Put that in your margarita and drink it.
Elsewhere in the Hustle threat report: As a newspaperman, I'm acutely cognizant of the fact the Internet will one day eat us alive. But what of a Web shutdown? It clearly threatens government functions, international commerce, and the latest pornography technology. But rest assured: Your City Council is on the case. Council Member Laura Morrison will take part in a "cyber security table top exercise" on Thursday, Dec. 3. The goals are "to encourage group discussion about vulnerabilities, policies and procedures, and mitigation strategies" and to "maximize cyber security awareness," writes Otis J. Latin, director of Austin's Office of Homeland Security and Emergency Management. Oh, and lunch will be provided too.
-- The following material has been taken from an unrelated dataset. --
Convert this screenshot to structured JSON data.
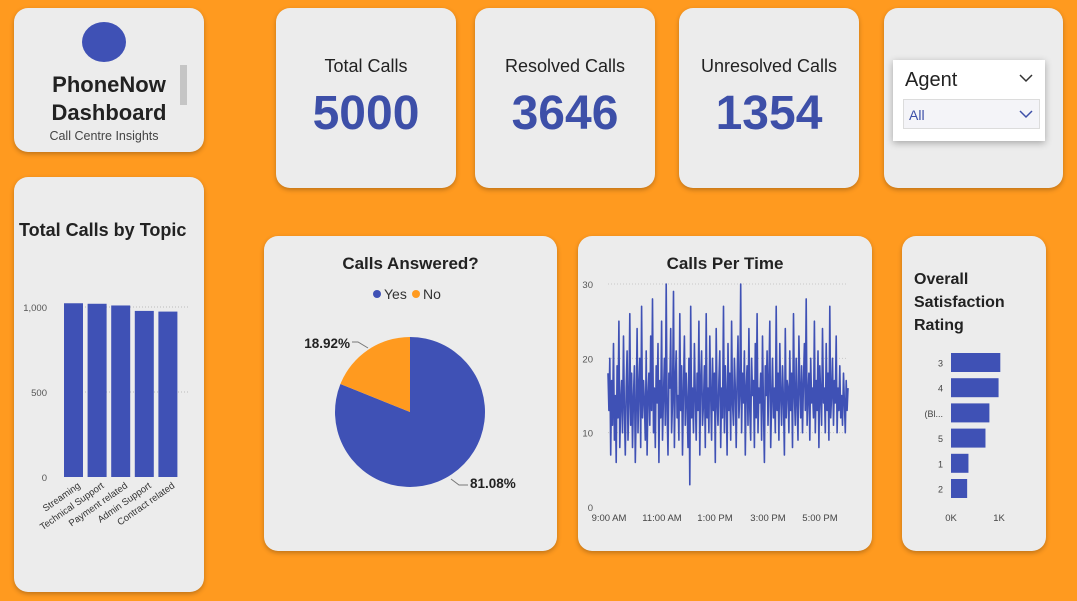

Sure, the Hustle's having some LOLs at the overheated security rhetoric, but our hat's off to Morrison for taking part. We should also note her newest office hire, Reagan Hackleman. News 8 Austin's former City Hall reporter, Hackleman is the latest in the long line of media professionals to switch from reporting on City Hall to working in it: previous Chron scribe Rachel Proctor May, first in Brewster McCracken's former council office, now at Austin Energy; former National Public Radio reporter Larry Schooler, now a Community Engagement Coordinator at the city; and of course, former Chronicle Politics Editor Daryl Slusher, now tasked with the thankless gig of environmental affairs at Austin Water Utility after his City Council stint. The city is a popular destination – where else would you expect policy wonks to land?
Fluoride, cyber-terror, fusion centers: It sure beats writing about zoning variances.